PORTLAND, Ore., Sept. 6, 2013 /PRNewswire/ -- Today photographer Michael McDermott released a rare 1979 photo of J.D. Salinger, featured in a Weinstein Co. production about the reclusive author. One hundred limited edition prints of the photograph (one of the few Salinger images ever published) went on sale the same day as the premiere of the documentary "Salinger."
"There are perhaps a handful of Salinger images out there," said McDermott. "After three decades, the release of the documentary inspired me to make this historic photograph available to the public. It has been painstakingly reproduced using a process that is worthy of this extraordinary image."
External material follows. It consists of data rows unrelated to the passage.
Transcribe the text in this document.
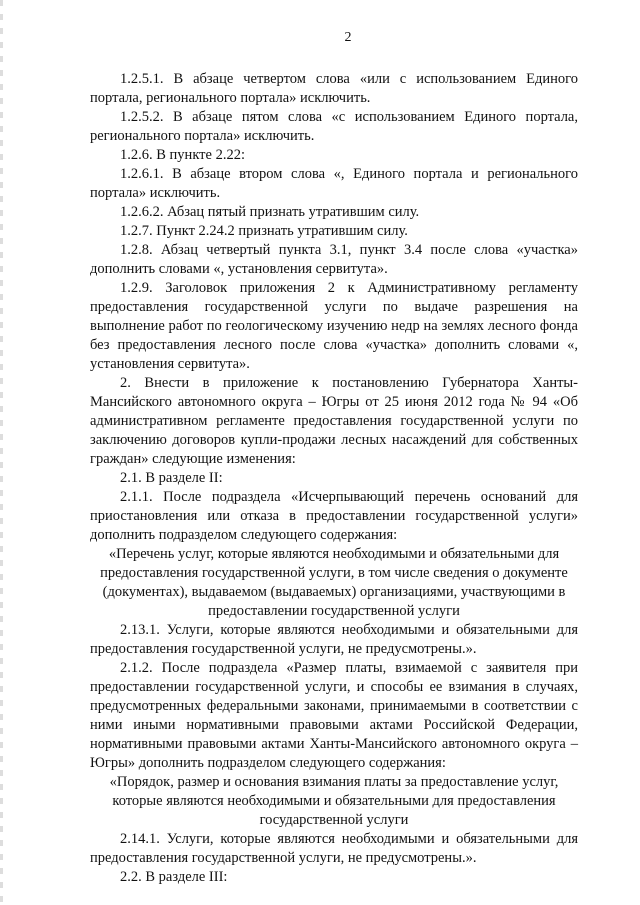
2

1.2.5.1. В абзаце четвертом слова «или с использованием Единого портала, регионального портала» исключить.

1.2.5.2. В абзаце пятом слова «с использованием Единого портала, регионального портала» исключить.

1.2.6. В пункте 2.22:

1.2.6.1. В абзаце втором слова «, Единого портала и регионального портала» исключить.

1.2.6.2. Абзац пятый признать утратившим силу.

1.2.7. Пункт 2.24.2 признать утратившим силу.

1.2.8. Абзац четвертый пункта 3.1, пункт 3.4 после слова «участка» дополнить словами «, установления сервитута».

1.2.9. Заголовок приложения 2 к Административному регламенту предоставления государственной услуги по выдаче разрешения на выполнение работ по геологическому изучению недр на землях лесного фонда без предоставления лесного после слова «участка» дополнить словами «, установления сервитута».

2. Внести в приложение к постановлению Губернатора Ханты-Мансийского автономного округа – Югры от 25 июня 2012 года № 94 «Об административном регламенте предоставления государственной услуги по заключению договоров купли-продажи лесных насаждений для собственных граждан» следующие изменения:

2.1. В разделе II:

2.1.1. После подраздела «Исчерпывающий перечень оснований для приостановления или отказа в предоставлении государственной услуги» дополнить подразделом следующего содержания:

«Перечень услуг, которые являются необходимыми и обязательными для предоставления государственной услуги, в том числе сведения о документе (документах), выдаваемом (выдаваемых) организациями, участвующими в предоставлении государственной услуги

2.13.1. Услуги, которые являются необходимыми и обязательными для предоставления государственной услуги, не предусмотрены.».

2.1.2. После подраздела «Размер платы, взимаемой с заявителя при предоставлении государственной услуги, и способы ее взимания в случаях, предусмотренных федеральными законами, принимаемыми в соответствии с ними иными нормативными правовыми актами Российской Федерации, нормативными правовыми актами Ханты-Мансийского автономного округа – Югры» дополнить подразделом следующего содержания:

«Порядок, размер и основания взимания платы за предоставление услуг, которые являются необходимыми и обязательными для предоставления государственной услуги

2.14.1. Услуги, которые являются необходимыми и обязательными для предоставления государственной услуги, не предусмотрены.».

2.2. В разделе III:
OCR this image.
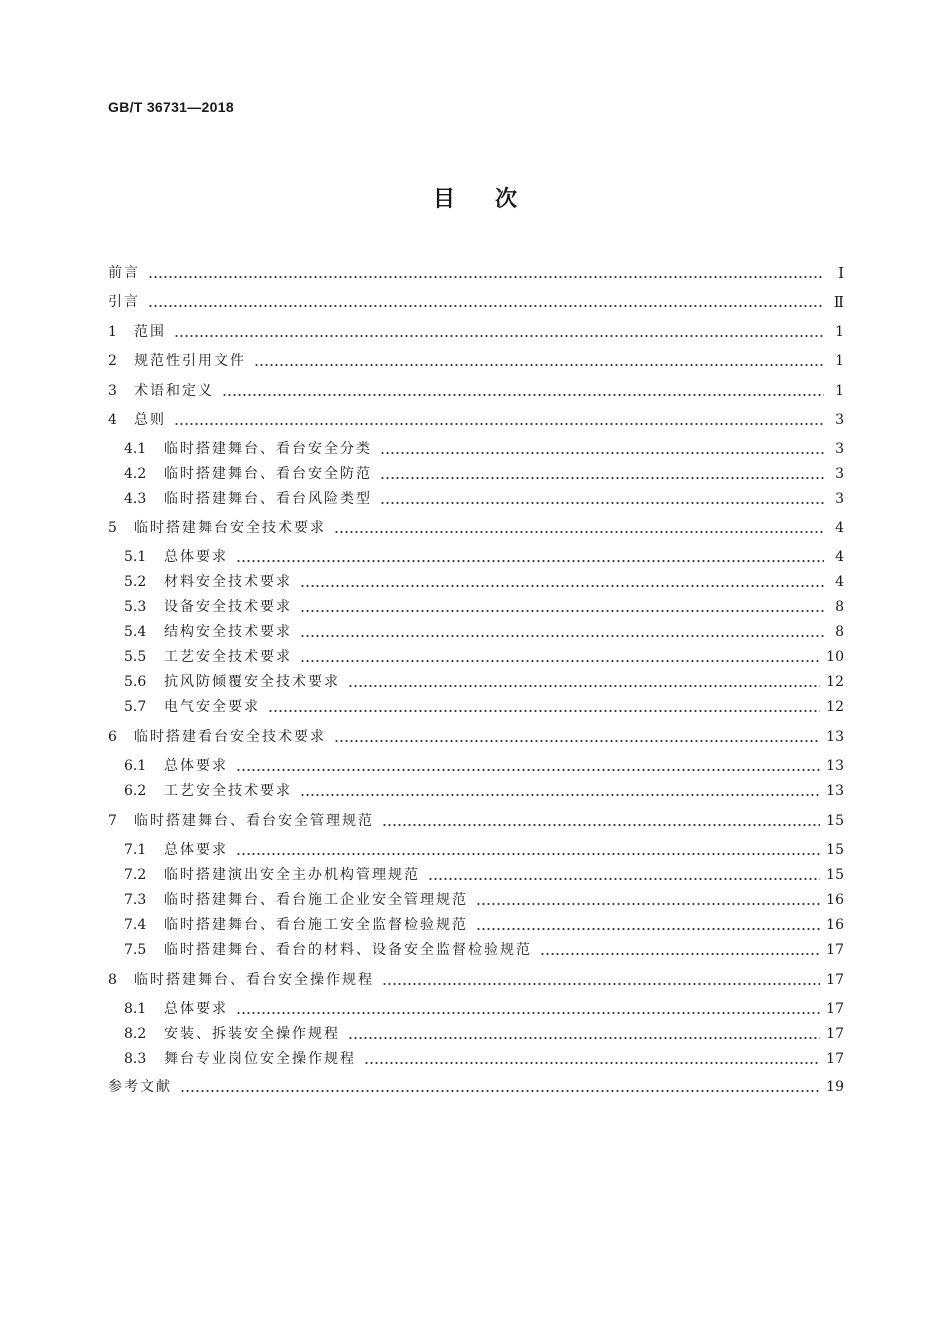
GB/T 36731—2018
目次
前言	Ⅰ
引言	Ⅱ
1	范围	1
2	规范性引用文件	1
3	术语和定义	1
4	总则	3
4.1	临时搭建舞台、看台安全分类	3
4.2	临时搭建舞台、看台安全防范	3
4.3	临时搭建舞台、看台风险类型	3
5	临时搭建舞台安全技术要求	4
5.1	总体要求	4
5.2	材料安全技术要求	4
5.3	设备安全技术要求	8
5.4	结构安全技术要求	8
5.5	工艺安全技术要求	10
5.6	抗风防倾覆安全技术要求	12
5.7	电气安全要求	12
6	临时搭建看台安全技术要求	13
6.1	总体要求	13
6.2	工艺安全技术要求	13
7	临时搭建舞台、看台安全管理规范	15
7.1	总体要求	15
7.2	临时搭建演出安全主办机构管理规范	15
7.3	临时搭建舞台、看台施工企业安全管理规范	16
7.4	临时搭建舞台、看台施工安全监督检验规范	16
7.5	临时搭建舞台、看台的材料、设备安全监督检验规范	17
8	临时搭建舞台、看台安全操作规程	17
8.1	总体要求	17
8.2	安装、拆装安全操作规程	17
8.3	舞台专业岗位安全操作规程	17
参考文献	19
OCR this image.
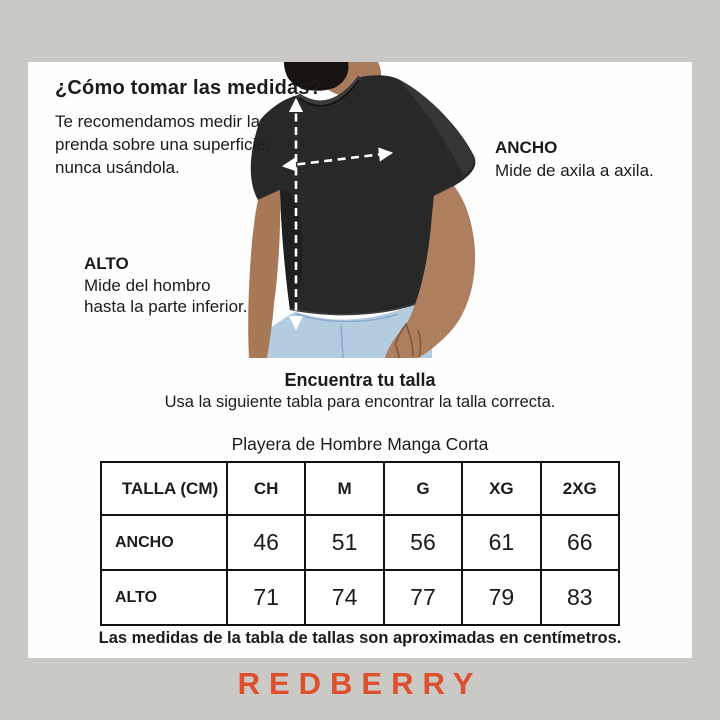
¿Cómo tomar las medidas?
Te recomendamos medir la
prenda sobre una superficie,
nunca usándola.
ANCHO
Mide de axila a axila.
ALTO
Mide del hombro
hasta la parte inferior.
Encuentra tu talla
Usa la siguiente tabla para encontrar la talla correcta.
Playera de Hombre Manga Corta
TALLA (CM)	CH	M	G	XG	2XG
ANCHO	46	51	56	61	66
ALTO	71	74	77	79	83
Las medidas de la tabla de tallas son aproximadas en centímetros.
REDBERRY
The film, "Salinger," is directed by Shane Salerno, best known as screenwriter of the films "Armageddon," "Alien vs. Predator" and "Savages." Recently, Salerno was signed to write the Avatar sequel with James Cameron. The documentary "Salinger" has an exciting opening with McDermott re-enacting how, at 20 years old, the photographer captured Salinger on film for Newsweek—a mission others had tried, but failed to accomplish. Unique in its candid portrayal of Salinger, the photo shows the author in casual dress, holding his car keys. Salerno features the McDermott photograph throughout the film using it as the iconic image of Salinger.
In addition to the movie, McDermott's rare and historic photograph of J.D. Salinger is printed on page 99 in Salerno's first book, Salinger, which was released by Simon & Schuster on September 3, 2013.The 15-by-19.375-inch reproductions were created using photogravure, the richest and most permanent method for printing photographs. John Goodman, the artist credited with keeping the photogravure process alive, created the prints. "I chose this method not only for its quality and beauty, but also because it translates an image created by light into an image drawn by layers of ink," said McDermott. "It also resembles the printing process used for books and magazines, reflecting the literary importance of the photograph." "The print is a tribute to a literary genius," said McDermott. "It provides Salinger's fans, present and especially future, a brief and candid glimpse of the talented, brilliant man."